自定义 PlayerTextureView 继承自 TextureView 。实现了 TextureView.SurfaceTextureListener 接口:

public interface SurfaceTextureListener {
    void onSurfaceTextureAvailable(SurfaceTexture var1, int var2, int var3);

    void onSurfaceTextureSizeChanged(SurfaceTexture var1, int var2, int var3);

    boolean onSurfaceTextureDestroyed(SurfaceTexture var1);

    void onSurfaceTextureUpdated(SurfaceTexture var1);
}

在 onSurfaceTextureAvailable 回调中获取 SurfaceTexture 后创建 Surface 作为视频的消费者:

@Override
public void onSurfaceTextureAvailable(SurfaceTexture surface, int width, int height) {
	if (mSurface != null)
		mSurface.release();
	mSurface = new Surface(surface);
}

在 onSurfaceTextureDestroyed 回调中进行 Surface 的销毁:

@Override
public boolean onSurfaceTextureDestroyed(SurfaceTexture surface) {
	if (mSurface != null) {
		mSurface.release();
		mSurface = null;
	}
	return true;
}

AspectRatioViewInterface 为实现的另一个接口,主要用于控制宽高比和 View 的显示状态:

public interface AspectRatioViewInterface {
    public void setAspectRatio(double aspectRatio);
    public void onPause();
    public void onResume();
}

播放的视频文件是MP4格式。接着进行视频的解码操作。
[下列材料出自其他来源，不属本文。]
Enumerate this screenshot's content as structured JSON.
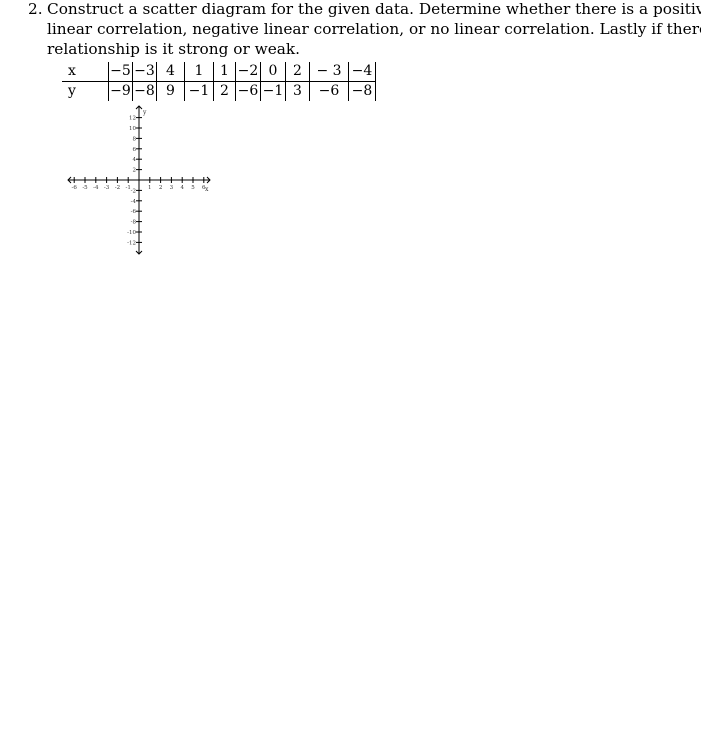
{
  "problem": {
    "number": "2.",
    "lines": [
      "Construct a scatter diagram for the given data. Determine whether there is a positive",
      "linear correlation, negative linear correlation, or no linear correlation.   Lastly if there is a",
      "relationship is it strong or weak."
    ]
  },
  "table": {
    "x_label": "x",
    "y_label": "y",
    "x_values": [
      "−5",
      "−3",
      "4",
      "1",
      "1",
      "−2",
      "0",
      "2",
      "− 3",
      "−4"
    ],
    "y_values": [
      "−9",
      "−8",
      "9",
      "−1",
      "2",
      "−6",
      "−1",
      "3",
      "−6",
      "−8"
    ]
  },
  "graph": {
    "x_axis_label": "x",
    "y_axis_label": "y",
    "x_ticks_neg": [
      "-6",
      "-5",
      "-4",
      "-3",
      "-2",
      "-1"
    ],
    "x_ticks_pos": [
      "1",
      "2",
      "3",
      "4",
      "5",
      "6"
    ],
    "y_ticks_pos": [
      "2",
      "4",
      "6",
      "8",
      "10",
      "12"
    ],
    "y_ticks_neg": [
      "-2",
      "-4",
      "-6",
      "-8",
      "-10",
      "-12"
    ]
  }
}
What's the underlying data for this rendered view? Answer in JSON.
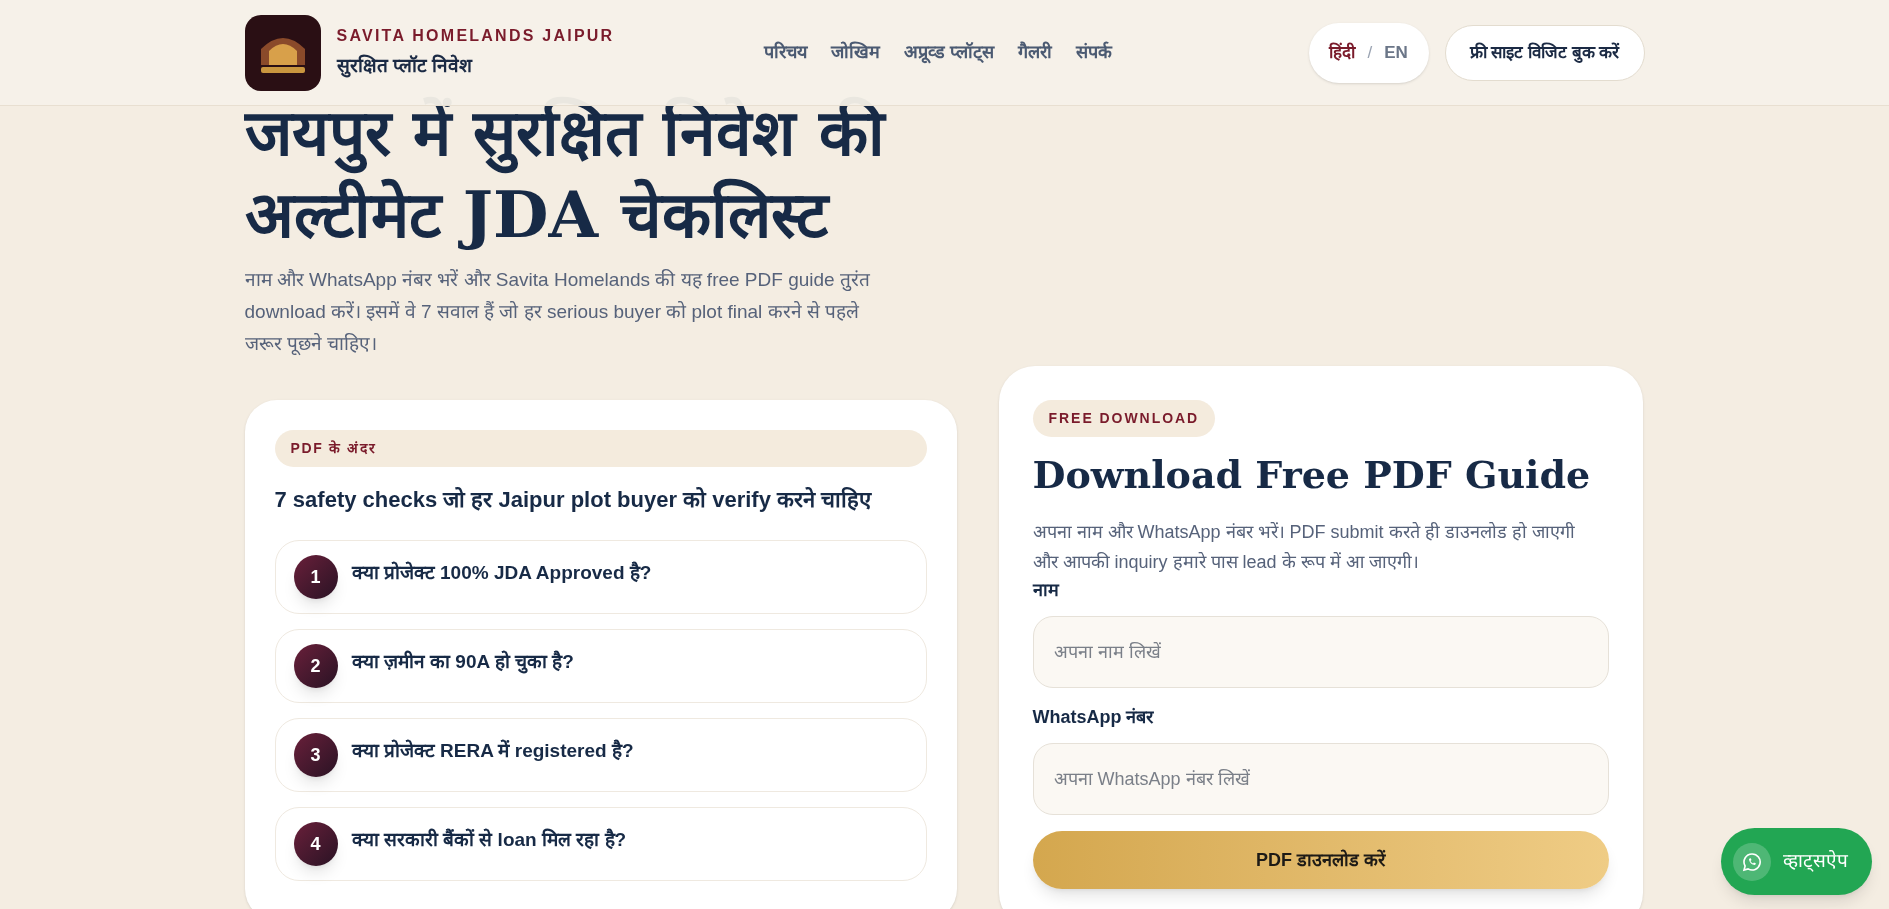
{
  "header": {
    "brand": "SAVITA HOMELANDS JAIPUR",
    "tagline": "सुरक्षित प्लॉट निवेश",
    "nav": [
      {
        "label": "परिचय"
      },
      {
        "label": "जोखिम"
      },
      {
        "label": "अप्रूव्ड प्लॉट्स"
      },
      {
        "label": "गैलरी"
      },
      {
        "label": "संपर्क"
      }
    ],
    "languages": [
      {
        "label": "हिंदी",
        "selected": true
      },
      {
        "label": "EN",
        "selected": false
      }
    ],
    "language_separator": "/",
    "cta": "फ्री साइट विजिट बुक करें"
  },
  "hero": {
    "title_lines": [
      "जयपुर में सुरक्षित निवेश की",
      "अल्टीमेट JDA चेकलिस्ट"
    ],
    "subtitle": "नाम और WhatsApp नंबर भरें और Savita Homelands की यह free PDF guide तुरंत download करें। इसमें वे 7 सवाल हैं जो हर serious buyer को plot final करने से पहले जरूर पूछने चाहिए।"
  },
  "checklist": {
    "badge": "PDF के अंदर",
    "heading": "7 safety checks जो हर Jaipur plot buyer को verify करने चाहिए",
    "items": [
      {
        "number": "1",
        "text": "क्या प्रोजेक्ट 100% JDA Approved है?"
      },
      {
        "number": "2",
        "text": "क्या ज़मीन का 90A हो चुका है?"
      },
      {
        "number": "3",
        "text": "क्या प्रोजेक्ट RERA में registered है?"
      },
      {
        "number": "4",
        "text": "क्या सरकारी बैंकों से loan मिल रहा है?"
      }
    ]
  },
  "form": {
    "badge": "FREE DOWNLOAD",
    "title": "Download Free PDF Guide",
    "description": "अपना नाम और WhatsApp नंबर भरें। PDF submit करते ही डाउनलोड हो जाएगी और आपकी inquiry हमारे पास lead के रूप में आ जाएगी।",
    "fields": [
      {
        "label": "नाम",
        "placeholder": "अपना नाम लिखें"
      },
      {
        "label": "WhatsApp नंबर",
        "placeholder": "अपना WhatsApp नंबर लिखें"
      }
    ],
    "submit": "PDF डाउनलोड करें"
  },
  "whatsapp_button": "व्हाट्सऐप"
}
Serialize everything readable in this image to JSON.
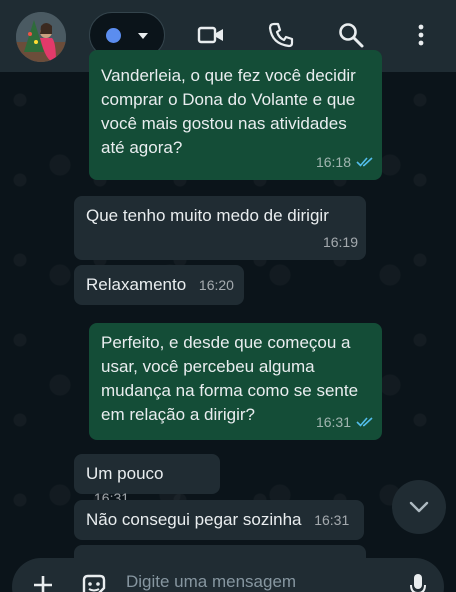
{
  "header": {
    "avatar_icon": "christmas-tree-avatar",
    "status_color": "#5b8def",
    "icons": [
      "video-call-icon",
      "voice-call-icon",
      "search-icon",
      "more-options-icon"
    ]
  },
  "messages": [
    {
      "direction": "out",
      "text": "Vanderleia, o que fez você decidir comprar o Dona do Volante e que você mais gostou nas atividades até agora?",
      "time": "16:18",
      "read": true
    },
    {
      "direction": "in",
      "text": "Que tenho muito medo de dirigir",
      "time": "16:19"
    },
    {
      "direction": "in",
      "text": "Relaxamento",
      "time": "16:20"
    },
    {
      "direction": "out",
      "text": "Perfeito, e desde que começou a usar, você percebeu alguma mudança na forma como se sente em relação a dirigir?",
      "time": "16:31",
      "read": true
    },
    {
      "direction": "in",
      "text": "Um pouco",
      "time": "16:31"
    },
    {
      "direction": "in",
      "text": "Não consegui pegar sozinha",
      "time": "16:31"
    }
  ],
  "composer": {
    "placeholder": "Digite uma mensagem",
    "icons": [
      "plus-icon",
      "sticker-icon",
      "microphone-icon"
    ]
  },
  "colors": {
    "outgoing_bubble": "#144d37",
    "incoming_bubble": "#202c33",
    "read_ticks": "#53bdeb"
  }
}
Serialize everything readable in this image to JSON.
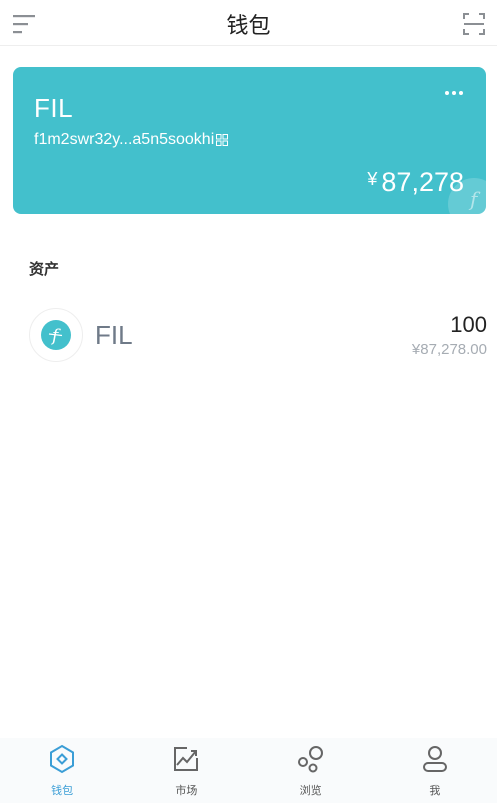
{
  "header": {
    "title": "钱包",
    "menu_icon": "menu-icon",
    "scan_icon": "scan-icon"
  },
  "wallet_card": {
    "name": "FIL",
    "address": "f1m2swr32y...a5n5sookhi",
    "currency_symbol": "¥",
    "balance": "87,278",
    "more_icon": "more-icon",
    "qr_icon": "qr-code-icon",
    "background_color": "#43c0cc"
  },
  "assets": {
    "title": "资产",
    "items": [
      {
        "symbol": "FIL",
        "amount": "100",
        "value": "¥87,278.00",
        "icon": "filecoin-icon",
        "icon_color": "#43c0cc"
      }
    ]
  },
  "tabbar": {
    "active_color": "#3b9ed6",
    "items": [
      {
        "label": "钱包",
        "icon": "wallet-icon",
        "active": true
      },
      {
        "label": "市场",
        "icon": "market-chart-icon",
        "active": false
      },
      {
        "label": "浏览",
        "icon": "browse-icon",
        "active": false
      },
      {
        "label": "我",
        "icon": "user-icon",
        "active": false
      }
    ]
  }
}
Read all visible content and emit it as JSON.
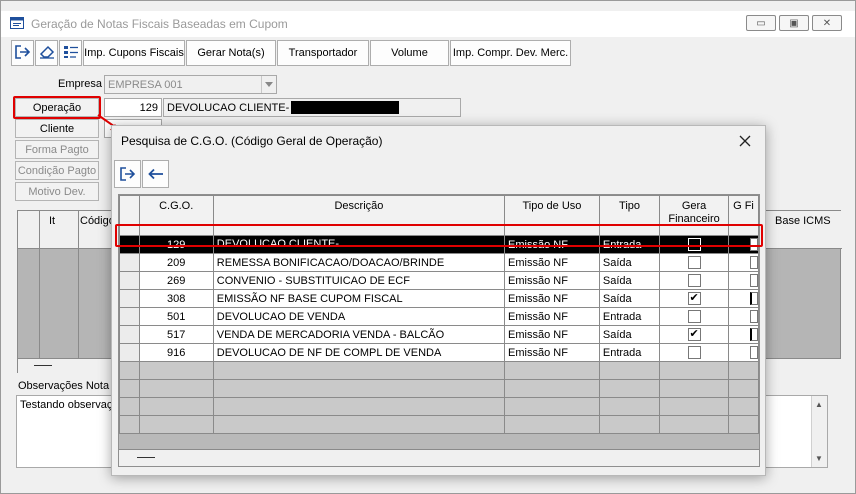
{
  "main": {
    "title": "Geração de Notas Fiscais Baseadas em Cupom",
    "toolbar": [
      "Imp. Cupons Fiscais",
      "Gerar Nota(s)",
      "Transportador",
      "Volume",
      "Imp. Compr. Dev. Merc."
    ],
    "empresa_label": "Empresa",
    "empresa_value": "EMPRESA 001",
    "operacao_label": "Operação",
    "operacao_code": "129",
    "operacao_desc": "DEVOLUCAO CLIENTE-",
    "cliente_label": "Cliente",
    "forma_pagto_label": "Forma Pagto",
    "condicao_pagto_label": "Condição Pagto",
    "motivo_dev_label": "Motivo Dev.",
    "grid_headers": {
      "it": "It",
      "codigo": "Código",
      "base_icms": "Base ICMS"
    },
    "obs_label": "Observações Nota F",
    "obs_value": "Testando observaç"
  },
  "dialog": {
    "title": "Pesquisa de C.G.O. (Código Geral de Operação)",
    "columns": [
      "C.G.O.",
      "Descrição",
      "Tipo de Uso",
      "Tipo",
      "Gera Financeiro",
      "G Fi"
    ],
    "rows": [
      {
        "cgo": "129",
        "descricao": "DEVOLUCAO CLIENTE-",
        "uso": "Emissão NF",
        "tipo": "Entrada",
        "gera": false,
        "selected": true
      },
      {
        "cgo": "209",
        "descricao": "REMESSA BONIFICACAO/DOACAO/BRINDE",
        "uso": "Emissão NF",
        "tipo": "Saída",
        "gera": false,
        "selected": false
      },
      {
        "cgo": "269",
        "descricao": "CONVENIO - SUBSTITUICAO DE ECF",
        "uso": "Emissão NF",
        "tipo": "Saída",
        "gera": false,
        "selected": false
      },
      {
        "cgo": "308",
        "descricao": "EMISSÃO NF BASE CUPOM FISCAL",
        "uso": "Emissão NF",
        "tipo": "Saída",
        "gera": true,
        "selected": false
      },
      {
        "cgo": "501",
        "descricao": "DEVOLUCAO DE VENDA",
        "uso": "Emissão NF",
        "tipo": "Entrada",
        "gera": false,
        "selected": false
      },
      {
        "cgo": "517",
        "descricao": "VENDA DE MERCADORIA VENDA - BALCÃO",
        "uso": "Emissão NF",
        "tipo": "Saída",
        "gera": true,
        "selected": false
      },
      {
        "cgo": "916",
        "descricao": "DEVOLUCAO DE NF DE COMPL DE VENDA",
        "uso": "Emissão NF",
        "tipo": "Entrada",
        "gera": false,
        "selected": false
      }
    ]
  },
  "icons": {
    "exit": "exit-icon",
    "eraser": "eraser-icon",
    "list": "list-icon",
    "back": "arrow-left-icon",
    "close": "close-icon"
  },
  "colors": {
    "accent": "#1e4f9c",
    "highlight": "#e00000",
    "selection": "#000000"
  }
}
MediaMetadataRetriever 类提供统一的接口,用于从输入媒体文件中检索帧和元数据:

//读取文件
final File src = new File(sourceFile);
//解析媒体文件
mMetadata = new MediaMetadataRetriever();
mMetadata.setDataSource(sourceFile);

通过 MediaMetadataRetriever 获取媒体文件的指定参数:视频宽、高、显示角度,比特率,时长,帧率

protected void updateMovieInfo() {
	mVideoWidth = mVideoHeight = mRotation = mBitrate = 0;
	mDuration = 0;
	mFrameRate = 0;
	String value = mMetadata.extractMetadata(MediaMetadataRetriever.METADATA_KEY_VIDEO_WIDTH);
	if (!TextUtils.isEmpty(value)) {
		mVideoWidth = Integer.parseInt(value);
	}
	value = mMetadata.extractMetadata(MediaMetadataRetriever.METADATA_KEY_VIDEO_HEIGHT);
	if (!TextUtils.isEmpty(value)) {
		mVideoHeight = Integer.parseInt(value);
	}
	value = mMetadata.extractMetadata(MediaMetadataRetriever.METADATA_KEY_VIDEO_ROTATION);
	if (!TextUtils.isEmpty(value)) {
		mRotation = Integer.parseInt(value);
	}
	value = mMetadata.extractMetadata(MediaMetadataRetriever.METADATA_KEY_BITRATE);
	if (!TextUtils.isEmpty(value)) {
		mBitrate = Integer.parseInt(value);
	}
	value = mMetadata.extractMetadata(MediaMetadataRetriever.METADATA_KEY_DURATION);
	if (!TextUtils.isEmpty(value)) {
		mDuration = Long.parseLong(value) * 1000;
	}
}

接下来就可以进行视频的解码操作。 MediaExtractor 有助于从数据源中提取解复用的,通常编码的媒体数据。

//设置需要解码的数据源
mVideoMediaExtractor = new MediaExtractor();
mVideoMediaExtractor.setDataSource(sourceFile);

因为一个多媒体文件中存在音频和视频,我们需要获取视频即可,所以需要进行信道的区分。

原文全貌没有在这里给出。